ARCADISMO PORTUGUÊS

O clima arcade atingiu também Portugal, que no início do século XVIII atravessava as fases finais de ajustamento da sua estrutura econômica, política e cultural.

Durante o reinado de D. João V de Portugal, o país sentiu uma certa abertura intelectual e política, como a concessão de autorização para lecionar em salas de aula, e até então a Jesus Society gozava de privilégios.

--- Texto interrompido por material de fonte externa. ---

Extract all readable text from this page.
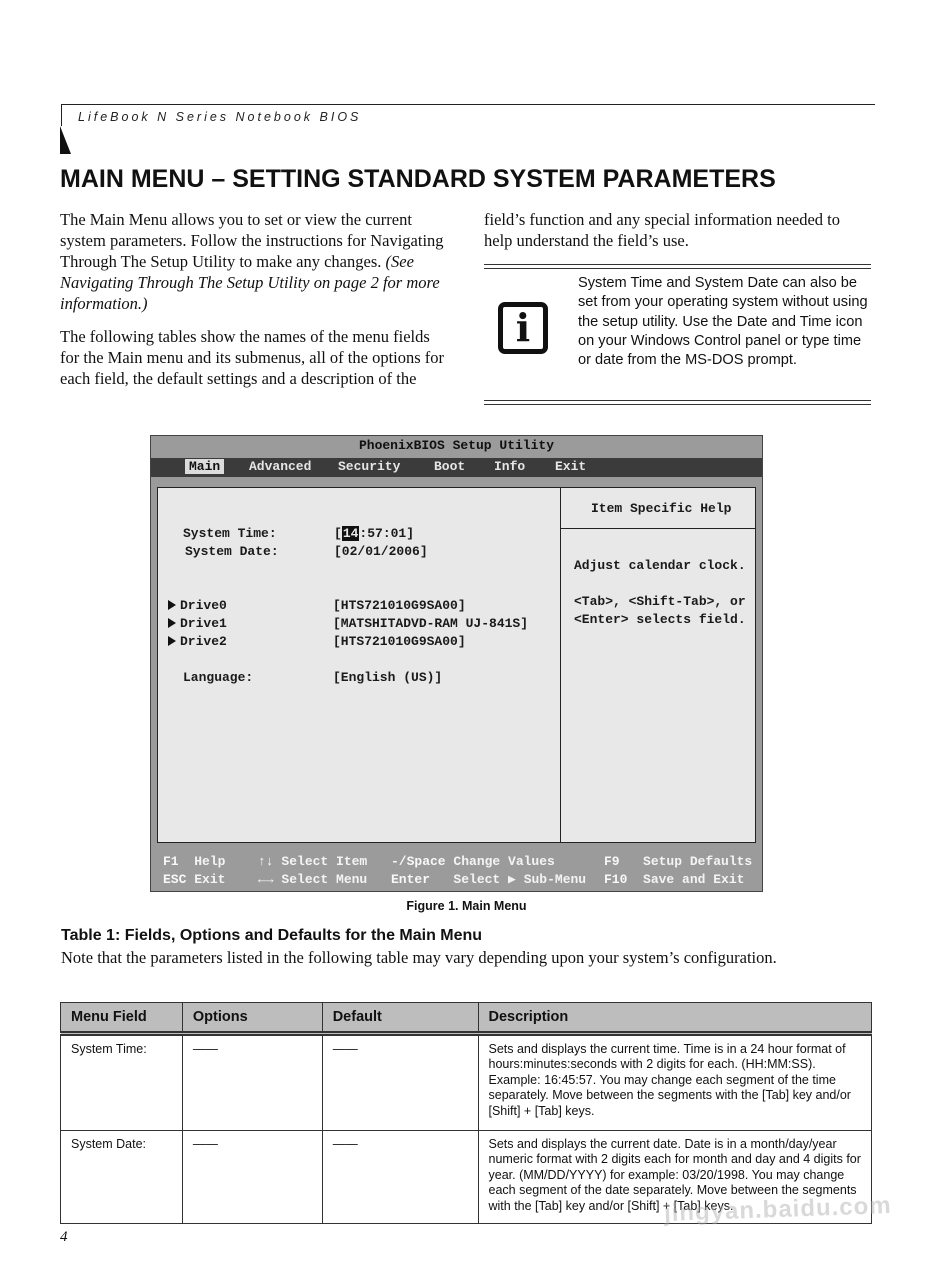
LifeBook N Series Notebook BIOS
MAIN MENU – SETTING STANDARD SYSTEM PARAMETERS

The Main Menu allows you to set or view the current system parameters. Follow the instructions for Navigating Through The Setup Utility to make any changes. (See Navigating Through The Setup Utility on page 2 for more information.)

The following tables show the names of the menu fields for the Main menu and its submenus, all of the options for each field, the default settings and a description of the

field’s function and any special information needed to help understand the field’s use.

i
System Time and System Date can also be set from your operating system without using the setup utility. Use the Date and Time icon on your Windows Control panel or type time or date from the MS-DOS prompt.
PhoenixBIOS Setup Utility
Main	Advanced Security	Boot Info Exit
System Time:	[14:57:01]
System Date:	[02/01/2006]
Drive0	[HTS721010G9SA00]
Drive1	[MATSHITADVD-RAM UJ-841S]
Drive2	[HTS721010G9SA00]
Language:	[English (US)]
Item Specific Help
Adjust calendar clock.
<Tab>, <Shift-Tab>, or
<Enter> selects field.
F1 Help	↑↓ Select Item -/Space Change Values	F9 Setup Defaults
ESC Exit	←→ Select Menu Enter Select ▶ Sub-Menu F10 Save and Exit
Figure 1. Main Menu
Table 1: Fields, Options and Defaults for the Main Menu
Note that the parameters listed in the following table may vary depending upon your system’s configuration.
Menu Field	Options	Default	Description
System Time:	——	——	Sets and displays the current time. Time is in a 24 hour format of hours:minutes:seconds with 2 digits for each. (HH:MM:SS). Example: 16:45:57. You may change each segment of the time separately. Move between the segments with the [Tab] key and/or [Shift] + [Tab] keys.
System Date:	——	——	Sets and displays the current date. Date is in a month/day/year numeric format with 2 digits each for month and day and 4 digits for year. (MM/DD/YYYY) for example: 03/20/1998. You may change each segment of the date separately. Move between the segments with the [Tab] key and/or [Shift] + [Tab] keys.
4
jingyan.baidu.com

Em 1746, Luís António Verney inspirou-se nas ideias dos racionalistas franceses e publicou uma carta que constituía o seu “método correcto de aprendizagem”, na qual criticava a educação tradicional e se propunha a promover a cultura portuguesa Reformas comparáveis. Resto da Europa. Porém, a concretização destes desejos dependerá do Marquês de Pomba, ministro de José I de Portugal. O despotismo esclarecido de Pombal trouxe uma verdadeira mudança no rumo da cultura portuguesa sob a completa autonomia do poder: A expulsão dos Jesuítas, em 1759, enfraqueceu enormemente a influência da religião no campo cultural // encorajou a pesquisa científica // reforma do ensino // Embora o sistema de censura tenha sido mantido, a supressão da Inquisição foi bastante relaxada

Em Portugal, o Arcadismo teve início oficialmente em 1756, quando foi fundada a "Arcádia Lusitana", onde intelectuais e artistas se reuniam para discutir arte.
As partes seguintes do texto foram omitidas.